Vincent Chatellier : D'ici à 2019, la France appliquera une convergence des aides découplées de 70 %, surdotera les cinquante-deux premiers hectares via la transparence Gaec, revalorisera l'ICHN, etc. Sans entrer dans les détails, les simulations de l'Inra et de l'Institut de l'élevage donnent une perte d'aides directes, par exploitation en 2019, de 7 000 € pour les lait + cultures à un gain de 8 000 € pour les spécialisés lait herbagers de montagne et piémont. Dans la réalité, cela ne se passera pas de cette façon pour les « perdants ». Avec une restructuration d'environ 5 % par an, leur montant d'aides directes augmentera. Surtout, ces aides ne seront jamais un élément structurant. Un retournement des marchés des intrants, du lait, du blé ou de la viande a plus d'effet sur le revenu.
Le couplage de l'aide à la vache laitière a-t-il un intérêt ?
V. C. : Les arbitrages viennent d'allouer un budget de 140 M€, soit une prime à la vache d'à peine 40 € en zone de plaine. Cela a-t-il un intérêt ? Non. Cela contribue à polluer le débat sur l'avenir du lait en France. Si son objectif est de le maintenir sur tout le territoire, ce n'est pas avec ce faible niveau qu'il sera atteint, surtout là où il est en concurrence avec les céréales. Les aides découplées pèsent bien plus dans la balance. Une fois le débat sur la Pac achevé, des questions plus fondamentales sur la structuration du secteur se poseront. La capacité à capter une partie de la demande mondiale en est une.
Les marchés mondiaux sont-ils la seule voie d'avenir pour les éleveurs ?
V. C. : Le marché français continuera de capter 70 % de la production nationale, mais il est vrai qu'accéder à des volumes de lait en plus passera par les marchés mondiaux. La FAO et l'OCDE estiment que la demande mondiale des produits laitiers va croître de 15 à 20 % entre 2013 et 2023 contre moins de 4 % pour l'Union européenne. L'enjeu pour la filière française est de mieux se positionner hors Europe. Avec 6,6 milliards d'euros à l'export en 2012, elle est le second exportateur européen. Seulement, elle reste trop exclusivement orientée vers les pays voisins.

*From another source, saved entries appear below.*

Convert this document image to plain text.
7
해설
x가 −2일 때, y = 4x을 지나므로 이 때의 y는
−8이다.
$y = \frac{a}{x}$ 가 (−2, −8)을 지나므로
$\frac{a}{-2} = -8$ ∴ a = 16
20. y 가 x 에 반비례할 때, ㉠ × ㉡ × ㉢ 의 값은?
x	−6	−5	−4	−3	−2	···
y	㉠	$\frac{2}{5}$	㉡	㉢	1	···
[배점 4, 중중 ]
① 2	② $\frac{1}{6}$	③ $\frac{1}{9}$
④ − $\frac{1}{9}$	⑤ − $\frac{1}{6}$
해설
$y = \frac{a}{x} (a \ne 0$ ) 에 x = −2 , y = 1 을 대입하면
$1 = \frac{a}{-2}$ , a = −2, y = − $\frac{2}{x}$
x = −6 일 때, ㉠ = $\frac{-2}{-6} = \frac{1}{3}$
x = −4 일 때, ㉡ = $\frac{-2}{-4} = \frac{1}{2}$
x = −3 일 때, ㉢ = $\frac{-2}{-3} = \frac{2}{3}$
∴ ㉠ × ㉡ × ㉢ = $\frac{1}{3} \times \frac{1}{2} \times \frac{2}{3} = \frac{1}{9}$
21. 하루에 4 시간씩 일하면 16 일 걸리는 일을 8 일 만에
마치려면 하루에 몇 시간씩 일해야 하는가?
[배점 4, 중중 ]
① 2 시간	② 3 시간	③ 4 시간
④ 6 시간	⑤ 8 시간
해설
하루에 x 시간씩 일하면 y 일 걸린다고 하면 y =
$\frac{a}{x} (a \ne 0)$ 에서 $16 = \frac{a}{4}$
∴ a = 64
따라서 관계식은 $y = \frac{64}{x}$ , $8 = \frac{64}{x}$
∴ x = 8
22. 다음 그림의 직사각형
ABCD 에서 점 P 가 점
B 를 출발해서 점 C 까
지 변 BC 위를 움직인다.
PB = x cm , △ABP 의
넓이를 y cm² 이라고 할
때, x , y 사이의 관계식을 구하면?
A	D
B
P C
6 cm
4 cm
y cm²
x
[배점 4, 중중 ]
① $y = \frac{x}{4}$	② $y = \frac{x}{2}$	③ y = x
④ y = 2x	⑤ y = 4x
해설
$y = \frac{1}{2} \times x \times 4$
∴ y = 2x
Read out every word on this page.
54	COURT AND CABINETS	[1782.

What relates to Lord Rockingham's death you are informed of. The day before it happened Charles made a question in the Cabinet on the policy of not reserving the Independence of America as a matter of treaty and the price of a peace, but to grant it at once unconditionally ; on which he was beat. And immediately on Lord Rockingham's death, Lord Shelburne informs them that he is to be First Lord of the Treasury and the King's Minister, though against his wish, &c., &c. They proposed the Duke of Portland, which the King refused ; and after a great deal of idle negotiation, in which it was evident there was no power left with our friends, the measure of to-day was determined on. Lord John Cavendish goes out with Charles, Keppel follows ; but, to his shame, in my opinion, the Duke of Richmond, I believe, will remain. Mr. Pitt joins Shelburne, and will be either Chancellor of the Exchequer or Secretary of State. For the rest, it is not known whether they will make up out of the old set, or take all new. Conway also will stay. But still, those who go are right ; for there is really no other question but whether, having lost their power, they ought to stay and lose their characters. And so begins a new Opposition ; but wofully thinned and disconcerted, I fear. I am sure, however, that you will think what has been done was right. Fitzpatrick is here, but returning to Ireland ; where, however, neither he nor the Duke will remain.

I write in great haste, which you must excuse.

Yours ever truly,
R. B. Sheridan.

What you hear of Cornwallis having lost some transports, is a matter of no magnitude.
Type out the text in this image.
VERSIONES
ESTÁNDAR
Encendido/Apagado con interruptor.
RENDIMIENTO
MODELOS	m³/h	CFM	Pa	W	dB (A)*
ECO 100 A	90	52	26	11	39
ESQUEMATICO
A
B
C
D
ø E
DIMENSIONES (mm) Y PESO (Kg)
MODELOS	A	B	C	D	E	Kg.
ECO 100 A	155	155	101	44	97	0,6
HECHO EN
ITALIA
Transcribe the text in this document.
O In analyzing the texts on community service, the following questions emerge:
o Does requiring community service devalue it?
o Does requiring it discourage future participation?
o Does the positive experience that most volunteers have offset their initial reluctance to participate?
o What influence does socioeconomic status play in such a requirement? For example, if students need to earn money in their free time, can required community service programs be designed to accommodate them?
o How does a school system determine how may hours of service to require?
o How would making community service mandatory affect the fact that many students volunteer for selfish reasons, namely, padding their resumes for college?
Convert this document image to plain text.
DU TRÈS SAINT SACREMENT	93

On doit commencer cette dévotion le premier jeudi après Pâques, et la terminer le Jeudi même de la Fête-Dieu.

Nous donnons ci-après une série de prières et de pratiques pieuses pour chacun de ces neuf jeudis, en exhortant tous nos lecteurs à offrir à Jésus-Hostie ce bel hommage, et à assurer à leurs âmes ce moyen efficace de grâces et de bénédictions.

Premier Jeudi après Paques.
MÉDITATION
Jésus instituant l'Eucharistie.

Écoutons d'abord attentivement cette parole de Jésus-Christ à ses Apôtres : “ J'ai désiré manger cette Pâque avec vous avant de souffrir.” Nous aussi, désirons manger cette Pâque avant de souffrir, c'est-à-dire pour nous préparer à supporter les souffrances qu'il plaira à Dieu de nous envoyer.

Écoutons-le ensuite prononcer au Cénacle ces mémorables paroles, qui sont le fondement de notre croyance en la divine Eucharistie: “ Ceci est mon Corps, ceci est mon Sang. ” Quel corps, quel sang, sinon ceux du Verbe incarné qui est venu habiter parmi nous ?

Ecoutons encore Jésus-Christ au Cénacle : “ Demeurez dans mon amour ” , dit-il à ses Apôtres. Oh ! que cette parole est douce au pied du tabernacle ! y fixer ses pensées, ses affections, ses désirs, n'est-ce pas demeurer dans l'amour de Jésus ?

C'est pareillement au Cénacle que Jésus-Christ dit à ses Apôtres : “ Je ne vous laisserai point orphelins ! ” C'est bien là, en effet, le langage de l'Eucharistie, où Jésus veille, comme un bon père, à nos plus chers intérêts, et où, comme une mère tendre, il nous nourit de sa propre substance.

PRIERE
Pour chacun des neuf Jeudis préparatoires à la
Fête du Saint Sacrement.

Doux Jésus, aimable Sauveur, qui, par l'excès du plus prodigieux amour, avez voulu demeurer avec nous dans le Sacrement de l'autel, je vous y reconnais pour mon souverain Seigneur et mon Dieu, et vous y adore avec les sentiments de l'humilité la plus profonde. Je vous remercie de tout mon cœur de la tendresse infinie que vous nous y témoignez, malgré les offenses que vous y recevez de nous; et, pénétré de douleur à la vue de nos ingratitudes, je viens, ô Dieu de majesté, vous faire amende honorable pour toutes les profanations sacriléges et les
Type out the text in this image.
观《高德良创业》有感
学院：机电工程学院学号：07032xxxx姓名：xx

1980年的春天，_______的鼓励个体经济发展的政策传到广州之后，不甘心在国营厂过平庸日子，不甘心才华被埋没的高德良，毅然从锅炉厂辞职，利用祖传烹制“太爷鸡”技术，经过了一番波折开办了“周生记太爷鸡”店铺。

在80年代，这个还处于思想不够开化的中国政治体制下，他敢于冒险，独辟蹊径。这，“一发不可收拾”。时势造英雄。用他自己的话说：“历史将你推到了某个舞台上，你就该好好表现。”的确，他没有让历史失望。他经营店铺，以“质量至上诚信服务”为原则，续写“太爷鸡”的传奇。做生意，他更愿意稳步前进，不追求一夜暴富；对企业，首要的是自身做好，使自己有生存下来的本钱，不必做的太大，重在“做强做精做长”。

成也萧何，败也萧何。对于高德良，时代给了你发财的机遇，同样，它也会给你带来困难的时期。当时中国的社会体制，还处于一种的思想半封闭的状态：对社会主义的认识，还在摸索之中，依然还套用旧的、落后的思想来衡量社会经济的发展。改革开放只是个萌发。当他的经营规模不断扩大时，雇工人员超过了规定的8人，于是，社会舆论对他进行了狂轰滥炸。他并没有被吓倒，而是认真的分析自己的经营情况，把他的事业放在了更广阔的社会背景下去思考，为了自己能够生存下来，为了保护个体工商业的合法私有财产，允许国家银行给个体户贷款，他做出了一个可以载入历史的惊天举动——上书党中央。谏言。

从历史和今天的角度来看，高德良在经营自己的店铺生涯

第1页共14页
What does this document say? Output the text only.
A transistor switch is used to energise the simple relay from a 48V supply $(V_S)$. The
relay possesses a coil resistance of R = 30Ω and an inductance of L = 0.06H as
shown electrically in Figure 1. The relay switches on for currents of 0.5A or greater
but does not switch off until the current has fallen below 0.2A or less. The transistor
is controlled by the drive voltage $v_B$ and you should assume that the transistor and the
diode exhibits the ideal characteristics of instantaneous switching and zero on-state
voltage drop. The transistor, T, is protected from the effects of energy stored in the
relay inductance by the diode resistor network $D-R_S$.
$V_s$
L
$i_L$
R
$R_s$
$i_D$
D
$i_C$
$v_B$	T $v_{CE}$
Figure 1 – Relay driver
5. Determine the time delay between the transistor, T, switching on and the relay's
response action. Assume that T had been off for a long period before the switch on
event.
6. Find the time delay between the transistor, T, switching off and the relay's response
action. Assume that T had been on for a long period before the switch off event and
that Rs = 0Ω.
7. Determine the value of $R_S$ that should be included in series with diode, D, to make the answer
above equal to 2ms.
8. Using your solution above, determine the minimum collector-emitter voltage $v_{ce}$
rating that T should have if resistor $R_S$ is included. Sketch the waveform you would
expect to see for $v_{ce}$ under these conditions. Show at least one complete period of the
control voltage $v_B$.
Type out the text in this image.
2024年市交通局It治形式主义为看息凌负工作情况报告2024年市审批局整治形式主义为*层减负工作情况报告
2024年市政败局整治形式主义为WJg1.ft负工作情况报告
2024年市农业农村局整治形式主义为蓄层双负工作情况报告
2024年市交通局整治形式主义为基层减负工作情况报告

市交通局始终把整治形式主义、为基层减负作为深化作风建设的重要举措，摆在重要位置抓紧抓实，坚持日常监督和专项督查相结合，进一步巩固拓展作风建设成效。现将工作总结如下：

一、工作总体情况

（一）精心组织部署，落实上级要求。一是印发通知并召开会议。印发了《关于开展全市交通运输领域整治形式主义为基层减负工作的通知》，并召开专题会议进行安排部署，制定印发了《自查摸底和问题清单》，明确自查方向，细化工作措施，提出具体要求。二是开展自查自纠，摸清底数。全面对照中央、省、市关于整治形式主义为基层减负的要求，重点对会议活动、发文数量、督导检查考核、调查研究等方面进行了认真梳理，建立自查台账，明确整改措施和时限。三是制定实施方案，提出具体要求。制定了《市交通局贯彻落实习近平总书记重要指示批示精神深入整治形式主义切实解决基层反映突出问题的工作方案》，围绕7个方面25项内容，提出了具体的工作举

Pour être compétitif sur le marché mondial, quelle taille et quel modèle de production faut-il viser d'ici à dix ans ?
V. C. : Que les producteurs se rassurent ! Ce n'est pas à eux seuls qu'incombe la réussite du positionnement sur les marchés mondiaux. Les industriels doivent travailler à la constitution de groupes de taille suffisante pour concurrencer les exportateurs allemands et nord-européens. À eux de mettre l'innovation au centre de leur démarche. Ces stratégies d'entreprise ne pourront être déployées avec les producteurs que dans le cadre d'une bonne cohérence de filière. Cela signifie accepter, chez les uns et les autres, de discuter de la création de la valeur et non plus seulement du partage de la valeur elle-même. Je pense par exemple à la saisonnalité.
Quels défis doivent relever les producteurs français ?
V. C. : A court terme, la meilleure des stratégies est la saturation des outils et la maîtrise des coûts. Des rations moins dépendantes d'intrants au prix fluctuant, des investissements centrés sur la création de valeur ajoutée et non plus sur la fiscalité y concourront. À quinze mois de la fin des quotas, définir ses objectifs à l'horizon sur dix ans devient aussi nécessaire. Certains opteront pour une croissance des volumes et l'investissement qui va avec. La structuration de la main-d'oeuvre sera l'une des clés : acquisition de technologies modernes, recours au salariat, regroupements de fermes, etc. D'autres valoriseront l'existant avec des coûts minimisés. La cohésion du monde laitier passera par une bonne compréhension des choix des uns et des autres.